Unstuck
She held two pushpins between her teeth as she pushed one into the drywall, her brow furrowed in concentration.
"That's what you bought? Jesus, Laynie, why can't you buy N*Sync posters like a normal girl?"
"Because I have some taste," she managed to spit back around the pins still in her mouth. The other pin finally struck home. Only two left to secure her new poster.
The Scarface poster had caught her eye too, but Laynie didn't think her mother would buy the explanation that Pacino was really sitting in front of a bowl of sugar. Her mother was clueless, but not that clueless.
Laynie Hart never had posters of ballerinas in her room. Okay, she did, but only for about an hour before she cut them up to use for an art project. After that Mrs. Hart had given up, her only daughter obviously wasn't going to hold with the pink and frilly set.
She stood back and checked to make sure her poster was even. If it wasn't, it would drive her nuts. Satisfied, she secured the last two tacks and looked back to her brother, standing in her doorway with a smug look on his perfect face.
"You're still here?"
Colin grinned.
Even Laynie wasn't immune to her brother's charm.
"Yeah. Laynie," he paused and sat down the wrong way in her desk chair. "Why the Cure? Aren't there plenty of more recent bands to devote your little black heart to?"
She flopped on her bed and brought her knees up to her chest. "Sure, but none of them are as pure and simply," she sighed, "wonderful."
Her big brother leveled her with a look then. It was the look that made her shiver and her heart ache -- like he knew too much for his own good and for once would show the world exactly what kind of guy he could be.
"Just don't go and get weird on me, all right?"
"Deal," she answered flatly.
St. Margaret's -- girls upon girls upon girls, and here she was without a single lesbian thought to her name (well, not yet anyway). What a waste.
Laynie surveyed her new room: two little beds, a even smaller window that let in the weak autumn sun, and there, just over the one bed -- space for her poster.
Later her new roommate eyed the poster warily but switched her focus to the picture of Colin that Laynie kept on her nightstand. It was of Colin the day he got his letter jacket.
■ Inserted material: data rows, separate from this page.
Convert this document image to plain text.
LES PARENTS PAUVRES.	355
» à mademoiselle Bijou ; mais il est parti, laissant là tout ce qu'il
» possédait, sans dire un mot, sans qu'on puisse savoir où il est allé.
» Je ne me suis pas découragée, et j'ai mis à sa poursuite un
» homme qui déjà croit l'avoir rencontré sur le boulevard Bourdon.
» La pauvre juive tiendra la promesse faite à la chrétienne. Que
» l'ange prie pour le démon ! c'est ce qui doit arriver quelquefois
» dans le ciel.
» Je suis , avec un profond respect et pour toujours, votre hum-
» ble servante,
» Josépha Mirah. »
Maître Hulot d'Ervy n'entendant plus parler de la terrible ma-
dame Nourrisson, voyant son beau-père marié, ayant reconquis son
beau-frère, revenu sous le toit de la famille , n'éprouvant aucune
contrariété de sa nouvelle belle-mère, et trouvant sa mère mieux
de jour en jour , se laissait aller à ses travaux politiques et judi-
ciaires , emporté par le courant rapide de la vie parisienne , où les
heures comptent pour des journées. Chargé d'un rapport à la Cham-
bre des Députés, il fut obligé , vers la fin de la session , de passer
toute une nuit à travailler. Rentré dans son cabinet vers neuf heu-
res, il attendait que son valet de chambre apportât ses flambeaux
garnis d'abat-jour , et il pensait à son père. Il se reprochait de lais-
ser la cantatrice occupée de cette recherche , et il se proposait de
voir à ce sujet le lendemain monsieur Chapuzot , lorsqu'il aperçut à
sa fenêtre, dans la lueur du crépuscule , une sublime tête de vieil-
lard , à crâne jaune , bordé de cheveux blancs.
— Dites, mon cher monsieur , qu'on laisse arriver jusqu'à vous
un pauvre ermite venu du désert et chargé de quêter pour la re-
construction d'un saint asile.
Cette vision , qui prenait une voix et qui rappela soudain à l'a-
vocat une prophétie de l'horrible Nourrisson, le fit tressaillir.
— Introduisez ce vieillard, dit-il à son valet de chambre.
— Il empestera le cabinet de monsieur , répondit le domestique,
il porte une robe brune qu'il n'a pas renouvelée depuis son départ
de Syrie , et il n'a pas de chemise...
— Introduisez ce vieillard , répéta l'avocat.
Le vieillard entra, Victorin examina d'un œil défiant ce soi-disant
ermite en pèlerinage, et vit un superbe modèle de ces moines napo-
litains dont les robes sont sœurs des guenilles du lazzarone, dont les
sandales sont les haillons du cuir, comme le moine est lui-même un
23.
His smile was wide and there was a mischievous sparkle in his eye.
It was the Colin everyone saw, the one they all expected.
"Oh, who's this? Boyfriend?"
"Brother."
"Oh," the roommate's face fell. Just a bit, but not enough because the brother of a roommate was an easy in.
"He's gone."
"Oh." Again.
That effectively ended that discussion.
Colin was gone. Laynie might not have loved everything about her brother -- he could be an asshat sometimes, but that was mostly because people let him. He would pull her hair and call her names, set her up on double-dates with Bright Abbott, and make her hang around his dopey ass friends just because.
Because he was worried about her. The big baby.
She could handle herself.
Back again at St. Margaret's and after Ephram she might have to rethink that whole lesbian thing.
She had such a good feeling about Brown. She knew right off that he understood all her so-called darker impulses. He hasn't hit bottom yet -- there's no plane ticket hiding in his room. Ephram doesn't seem to like happy people either. But he does like Amy.
Oh well. Her brother is back and her parents are once again focusing on him full time. It had never been any different, even before the accident.
Laynie is the afterthought. The strange child, the one left behind.
She finds the makeshift toothpaste spackle on the wall with her fingertips and hangs the poster just to the right of the old spot.
She steps back to admire her work.
Boys don't cry and neither does Laynie.